BT had only 60,000 customers with a YouView box at the end of 2012. Meanwhile it added 21,000 BT Vision customers in the last quarter, taking its total to 770,000. Although it is still early days for YouView, it has some way to go to make any real impression on the television market in the United Kingdom. Nevertheless, BT clearly hopes that its plans for sports coverage will make a difference.

BT only began actively marketing YouView in January, although there was a multimillion-pound campaign to promote the platform. Ian Livingstone, the chief executive of BT told analysts there had been an encouraging increase in take-up of YouView in the last few weeks as a result but did not offer any further figures.

TalkTalk announced in mid-November that it had 29,000 YouView customers, growing at a rate of around 1,000 a day, so it may have a similar number of YouView boxes installed. Youview has not released any numbers for retail sales.

BT appears to include YouView boxes within its BT Vision numbers. It seems the availability of YouView has done little to improve the adoption rate for BT Vision.

The installed base for BT Vision has been growing steadily over the last three years at an average of around 9,000 net additions a month, although over the three quarters that has dropped to 7,000 a month.
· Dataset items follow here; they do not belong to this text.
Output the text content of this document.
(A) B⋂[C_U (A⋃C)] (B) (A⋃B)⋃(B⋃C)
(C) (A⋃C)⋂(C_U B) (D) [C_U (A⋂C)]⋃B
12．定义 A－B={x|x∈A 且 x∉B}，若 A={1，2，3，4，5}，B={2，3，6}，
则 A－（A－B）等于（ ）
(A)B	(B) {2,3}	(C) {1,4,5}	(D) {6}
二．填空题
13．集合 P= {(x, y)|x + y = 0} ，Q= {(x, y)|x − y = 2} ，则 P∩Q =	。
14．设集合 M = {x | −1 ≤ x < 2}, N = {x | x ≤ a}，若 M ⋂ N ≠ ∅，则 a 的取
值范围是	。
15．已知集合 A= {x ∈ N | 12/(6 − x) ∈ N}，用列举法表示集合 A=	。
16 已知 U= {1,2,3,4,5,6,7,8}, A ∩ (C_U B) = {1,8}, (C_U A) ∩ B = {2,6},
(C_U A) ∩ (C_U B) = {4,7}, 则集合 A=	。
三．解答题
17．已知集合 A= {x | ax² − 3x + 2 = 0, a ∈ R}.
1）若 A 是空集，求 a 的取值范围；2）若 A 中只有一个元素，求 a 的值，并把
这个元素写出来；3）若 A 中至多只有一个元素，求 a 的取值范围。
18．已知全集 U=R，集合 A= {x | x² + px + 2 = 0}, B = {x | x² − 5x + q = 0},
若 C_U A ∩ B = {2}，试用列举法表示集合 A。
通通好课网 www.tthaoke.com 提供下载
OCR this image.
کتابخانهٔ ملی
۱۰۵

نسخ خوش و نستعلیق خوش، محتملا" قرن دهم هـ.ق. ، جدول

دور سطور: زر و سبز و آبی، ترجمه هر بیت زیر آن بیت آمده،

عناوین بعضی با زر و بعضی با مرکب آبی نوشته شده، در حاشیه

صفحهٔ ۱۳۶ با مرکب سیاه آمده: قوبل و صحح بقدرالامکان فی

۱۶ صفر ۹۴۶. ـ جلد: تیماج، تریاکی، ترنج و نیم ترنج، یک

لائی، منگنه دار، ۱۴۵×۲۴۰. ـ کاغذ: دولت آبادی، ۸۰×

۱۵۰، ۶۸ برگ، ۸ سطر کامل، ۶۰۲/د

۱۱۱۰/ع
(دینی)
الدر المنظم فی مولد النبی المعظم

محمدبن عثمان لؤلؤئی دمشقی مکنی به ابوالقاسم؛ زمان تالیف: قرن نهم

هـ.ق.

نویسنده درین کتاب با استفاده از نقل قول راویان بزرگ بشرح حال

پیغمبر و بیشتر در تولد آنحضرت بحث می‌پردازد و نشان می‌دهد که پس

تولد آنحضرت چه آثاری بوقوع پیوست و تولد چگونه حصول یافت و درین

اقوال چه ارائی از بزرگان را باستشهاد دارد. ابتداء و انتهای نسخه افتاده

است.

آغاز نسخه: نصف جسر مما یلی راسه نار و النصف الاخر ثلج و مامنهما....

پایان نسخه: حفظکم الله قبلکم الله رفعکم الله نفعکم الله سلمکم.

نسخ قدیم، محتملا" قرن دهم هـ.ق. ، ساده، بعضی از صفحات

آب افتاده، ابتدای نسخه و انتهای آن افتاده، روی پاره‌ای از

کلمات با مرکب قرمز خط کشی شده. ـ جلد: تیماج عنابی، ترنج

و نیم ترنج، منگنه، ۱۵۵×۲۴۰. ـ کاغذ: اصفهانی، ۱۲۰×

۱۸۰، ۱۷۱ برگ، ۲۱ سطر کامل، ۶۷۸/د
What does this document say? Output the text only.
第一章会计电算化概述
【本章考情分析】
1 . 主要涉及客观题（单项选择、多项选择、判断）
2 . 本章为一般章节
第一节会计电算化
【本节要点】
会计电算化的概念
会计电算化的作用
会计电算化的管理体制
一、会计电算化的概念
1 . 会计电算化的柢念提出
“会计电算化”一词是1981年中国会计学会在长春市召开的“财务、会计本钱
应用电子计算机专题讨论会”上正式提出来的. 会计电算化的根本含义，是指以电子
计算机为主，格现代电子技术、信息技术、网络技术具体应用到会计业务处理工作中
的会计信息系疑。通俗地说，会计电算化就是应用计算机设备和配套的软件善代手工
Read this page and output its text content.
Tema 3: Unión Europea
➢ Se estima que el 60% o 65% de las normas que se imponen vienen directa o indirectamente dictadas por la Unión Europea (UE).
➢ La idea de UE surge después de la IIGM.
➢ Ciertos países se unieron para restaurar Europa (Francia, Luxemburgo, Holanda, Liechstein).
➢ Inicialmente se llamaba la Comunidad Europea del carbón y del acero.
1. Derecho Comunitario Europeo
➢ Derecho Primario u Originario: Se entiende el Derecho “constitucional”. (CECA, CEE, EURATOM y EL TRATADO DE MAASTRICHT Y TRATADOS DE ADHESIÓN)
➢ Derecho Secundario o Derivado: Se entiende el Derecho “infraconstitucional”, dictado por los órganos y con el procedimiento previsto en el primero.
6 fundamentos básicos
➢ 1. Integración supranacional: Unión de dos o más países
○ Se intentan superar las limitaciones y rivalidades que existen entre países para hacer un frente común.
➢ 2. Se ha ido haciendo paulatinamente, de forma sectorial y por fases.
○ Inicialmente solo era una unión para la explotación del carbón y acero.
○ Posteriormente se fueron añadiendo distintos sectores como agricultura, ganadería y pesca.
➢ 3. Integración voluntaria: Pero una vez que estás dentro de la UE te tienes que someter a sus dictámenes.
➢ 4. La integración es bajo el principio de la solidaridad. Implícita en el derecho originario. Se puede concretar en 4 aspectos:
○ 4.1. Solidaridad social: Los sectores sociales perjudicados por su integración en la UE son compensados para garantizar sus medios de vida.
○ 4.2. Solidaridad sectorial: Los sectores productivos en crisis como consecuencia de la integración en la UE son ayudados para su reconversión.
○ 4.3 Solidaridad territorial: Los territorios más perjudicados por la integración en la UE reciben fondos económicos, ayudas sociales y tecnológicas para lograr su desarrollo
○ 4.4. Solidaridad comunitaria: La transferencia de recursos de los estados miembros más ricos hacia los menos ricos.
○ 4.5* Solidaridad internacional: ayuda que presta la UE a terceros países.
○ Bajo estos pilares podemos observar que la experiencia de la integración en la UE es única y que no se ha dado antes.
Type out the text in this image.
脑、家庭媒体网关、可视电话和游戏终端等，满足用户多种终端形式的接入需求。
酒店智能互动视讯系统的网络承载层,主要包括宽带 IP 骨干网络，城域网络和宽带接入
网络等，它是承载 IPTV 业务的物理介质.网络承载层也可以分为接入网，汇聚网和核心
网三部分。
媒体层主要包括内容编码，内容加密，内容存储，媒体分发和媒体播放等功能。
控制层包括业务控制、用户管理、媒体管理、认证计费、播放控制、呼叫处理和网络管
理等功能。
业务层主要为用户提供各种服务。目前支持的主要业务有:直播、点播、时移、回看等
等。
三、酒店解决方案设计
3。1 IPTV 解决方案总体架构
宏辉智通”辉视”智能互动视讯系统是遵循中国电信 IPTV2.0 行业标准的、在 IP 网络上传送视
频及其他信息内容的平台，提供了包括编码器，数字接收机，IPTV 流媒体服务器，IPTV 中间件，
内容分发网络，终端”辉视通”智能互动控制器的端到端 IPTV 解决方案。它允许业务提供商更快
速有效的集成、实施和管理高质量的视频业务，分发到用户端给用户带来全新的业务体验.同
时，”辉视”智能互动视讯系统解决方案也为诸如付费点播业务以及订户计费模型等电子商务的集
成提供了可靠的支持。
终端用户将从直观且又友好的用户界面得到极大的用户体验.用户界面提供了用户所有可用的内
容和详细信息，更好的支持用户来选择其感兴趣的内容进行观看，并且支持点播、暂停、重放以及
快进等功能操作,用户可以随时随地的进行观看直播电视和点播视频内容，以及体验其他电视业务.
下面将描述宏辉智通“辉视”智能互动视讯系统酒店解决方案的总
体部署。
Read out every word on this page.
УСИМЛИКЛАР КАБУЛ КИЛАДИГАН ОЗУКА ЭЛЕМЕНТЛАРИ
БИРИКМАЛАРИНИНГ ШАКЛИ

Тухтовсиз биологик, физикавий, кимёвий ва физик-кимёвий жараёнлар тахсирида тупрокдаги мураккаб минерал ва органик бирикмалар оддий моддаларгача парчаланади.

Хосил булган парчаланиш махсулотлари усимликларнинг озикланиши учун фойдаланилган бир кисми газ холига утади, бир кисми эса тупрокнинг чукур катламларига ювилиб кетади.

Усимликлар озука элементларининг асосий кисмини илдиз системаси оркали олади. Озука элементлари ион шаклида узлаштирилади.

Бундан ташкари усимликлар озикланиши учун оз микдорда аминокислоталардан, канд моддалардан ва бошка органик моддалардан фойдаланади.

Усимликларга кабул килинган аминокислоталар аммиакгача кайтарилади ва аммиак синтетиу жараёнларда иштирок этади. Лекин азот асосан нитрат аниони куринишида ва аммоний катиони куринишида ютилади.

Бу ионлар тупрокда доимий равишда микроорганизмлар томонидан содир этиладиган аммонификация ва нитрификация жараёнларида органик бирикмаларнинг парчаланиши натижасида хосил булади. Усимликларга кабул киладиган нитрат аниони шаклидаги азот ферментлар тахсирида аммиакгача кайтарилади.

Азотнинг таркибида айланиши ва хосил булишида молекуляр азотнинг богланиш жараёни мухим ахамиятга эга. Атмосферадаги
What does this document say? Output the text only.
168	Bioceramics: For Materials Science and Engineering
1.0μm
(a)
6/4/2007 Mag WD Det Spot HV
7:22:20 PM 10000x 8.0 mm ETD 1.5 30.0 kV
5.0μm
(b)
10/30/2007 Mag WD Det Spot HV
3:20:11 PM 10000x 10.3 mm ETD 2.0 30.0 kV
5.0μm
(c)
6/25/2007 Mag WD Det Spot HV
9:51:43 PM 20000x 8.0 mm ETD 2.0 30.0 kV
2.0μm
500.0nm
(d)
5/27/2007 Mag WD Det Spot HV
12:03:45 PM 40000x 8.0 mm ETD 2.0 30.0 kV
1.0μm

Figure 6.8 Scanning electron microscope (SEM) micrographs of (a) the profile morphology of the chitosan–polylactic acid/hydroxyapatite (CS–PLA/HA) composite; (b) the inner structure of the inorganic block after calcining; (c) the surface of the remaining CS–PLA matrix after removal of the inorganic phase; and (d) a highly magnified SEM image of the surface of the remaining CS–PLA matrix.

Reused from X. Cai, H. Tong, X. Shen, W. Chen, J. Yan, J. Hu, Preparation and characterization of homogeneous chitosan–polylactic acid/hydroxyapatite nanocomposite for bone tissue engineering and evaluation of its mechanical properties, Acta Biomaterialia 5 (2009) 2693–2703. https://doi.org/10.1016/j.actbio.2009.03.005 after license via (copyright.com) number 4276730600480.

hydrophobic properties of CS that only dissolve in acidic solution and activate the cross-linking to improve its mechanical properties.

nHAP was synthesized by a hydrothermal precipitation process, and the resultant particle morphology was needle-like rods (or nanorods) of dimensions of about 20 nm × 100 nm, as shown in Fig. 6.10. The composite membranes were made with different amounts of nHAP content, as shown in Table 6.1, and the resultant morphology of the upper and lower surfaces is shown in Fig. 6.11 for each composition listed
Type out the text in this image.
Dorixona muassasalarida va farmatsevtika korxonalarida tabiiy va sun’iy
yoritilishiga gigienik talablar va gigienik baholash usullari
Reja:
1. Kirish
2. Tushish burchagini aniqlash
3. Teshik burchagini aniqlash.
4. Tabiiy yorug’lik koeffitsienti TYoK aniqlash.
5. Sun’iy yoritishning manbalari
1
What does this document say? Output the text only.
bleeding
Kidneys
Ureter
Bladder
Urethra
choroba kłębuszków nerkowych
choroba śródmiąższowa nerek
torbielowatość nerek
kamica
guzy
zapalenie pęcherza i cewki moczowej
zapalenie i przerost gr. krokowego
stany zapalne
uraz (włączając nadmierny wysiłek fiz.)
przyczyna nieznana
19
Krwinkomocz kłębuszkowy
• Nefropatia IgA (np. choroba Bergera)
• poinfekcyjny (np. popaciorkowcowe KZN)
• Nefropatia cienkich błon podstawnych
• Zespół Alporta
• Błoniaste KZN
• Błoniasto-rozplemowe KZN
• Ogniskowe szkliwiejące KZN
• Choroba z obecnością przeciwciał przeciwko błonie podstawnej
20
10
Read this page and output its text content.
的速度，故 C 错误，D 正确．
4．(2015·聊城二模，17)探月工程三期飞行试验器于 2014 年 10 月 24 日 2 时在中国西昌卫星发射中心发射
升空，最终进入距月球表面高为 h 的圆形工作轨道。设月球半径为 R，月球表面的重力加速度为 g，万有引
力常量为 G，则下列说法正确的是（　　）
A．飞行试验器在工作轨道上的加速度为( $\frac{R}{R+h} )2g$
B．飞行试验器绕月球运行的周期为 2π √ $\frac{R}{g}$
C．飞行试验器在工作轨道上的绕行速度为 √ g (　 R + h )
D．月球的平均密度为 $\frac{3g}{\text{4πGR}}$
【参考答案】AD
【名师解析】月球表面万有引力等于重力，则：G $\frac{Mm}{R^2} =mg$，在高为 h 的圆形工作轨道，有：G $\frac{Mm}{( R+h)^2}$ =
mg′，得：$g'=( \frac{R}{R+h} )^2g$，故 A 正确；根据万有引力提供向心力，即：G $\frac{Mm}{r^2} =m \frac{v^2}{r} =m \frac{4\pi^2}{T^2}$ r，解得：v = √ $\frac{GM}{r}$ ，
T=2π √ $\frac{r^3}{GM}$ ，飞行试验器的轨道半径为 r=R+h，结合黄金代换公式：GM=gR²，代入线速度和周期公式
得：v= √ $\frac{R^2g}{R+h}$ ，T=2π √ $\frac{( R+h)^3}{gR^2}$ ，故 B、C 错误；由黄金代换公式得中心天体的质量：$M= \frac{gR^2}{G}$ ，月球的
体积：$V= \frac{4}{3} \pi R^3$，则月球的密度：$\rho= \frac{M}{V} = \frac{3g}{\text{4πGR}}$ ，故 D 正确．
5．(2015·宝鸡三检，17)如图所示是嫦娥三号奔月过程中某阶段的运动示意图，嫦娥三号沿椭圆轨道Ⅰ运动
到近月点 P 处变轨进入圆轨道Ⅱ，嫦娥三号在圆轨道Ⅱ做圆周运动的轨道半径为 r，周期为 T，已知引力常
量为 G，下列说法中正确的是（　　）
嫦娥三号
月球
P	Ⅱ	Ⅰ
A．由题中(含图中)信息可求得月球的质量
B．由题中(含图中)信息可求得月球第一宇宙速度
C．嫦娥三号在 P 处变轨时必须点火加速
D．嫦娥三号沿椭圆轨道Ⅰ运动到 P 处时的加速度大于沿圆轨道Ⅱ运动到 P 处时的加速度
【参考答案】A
The 60,000 YouView boxes currently represent less than 8% of its BT Vision customer base, which in turn accounts for less than 12% of BT Broadband homes.

The BT Infinity high-speed broadband network now passes more than 13 million premises and now has more than a million retail customers, representing 16% of its retail customer base.

The total number of YouView homes is currently marginal compared to Freeview and Sky, which each have over 10 million, or even Virgin Media with 3.8 million or Freesat with around 2.6 million.

BT is now multicasting 18 channels in standard definition, with a further 4 in high definition, meaning that that they will be available over broadband. They include a number of pay-television channels, such as Discovery, National Geographic and MTV, available to BT Vision customers for an additional monthly subscription. BT is still negotiating with Sky over the right to carry Sky Sports channels on YouView.

BT will be launching two sports channels in the summer, having invested hundreds of millions of pounds in acquiring the right to show some Premier League football matches and domestic rugby matches. It has signed a ten-year lease for studios in the former International Broadcasting Centre at the Olympic Park and has a long-term contract with Sunset+Vine to produce programming.

BT is in this for the long game and can still afford to fund its investment in television from its other revenues. The aim is clearly to challenge Sky in competing for exclusive coverage of sports. With relatively few homes signed up for BT Vision it is difficult to see how it will succeed in its own right. The BT Sport channels may end up being carried on rival satellite and cable platforms, which will increase their reach but diminish differentiation.

Meanwhile the ambivalence towards YouView is interesting. Despite being a shareholder in the consortium, BT is continuing to promote its own BT Vision+ brand, while also promoting “YouView from BT”. The lack of clarity can only serve to confuse consumers.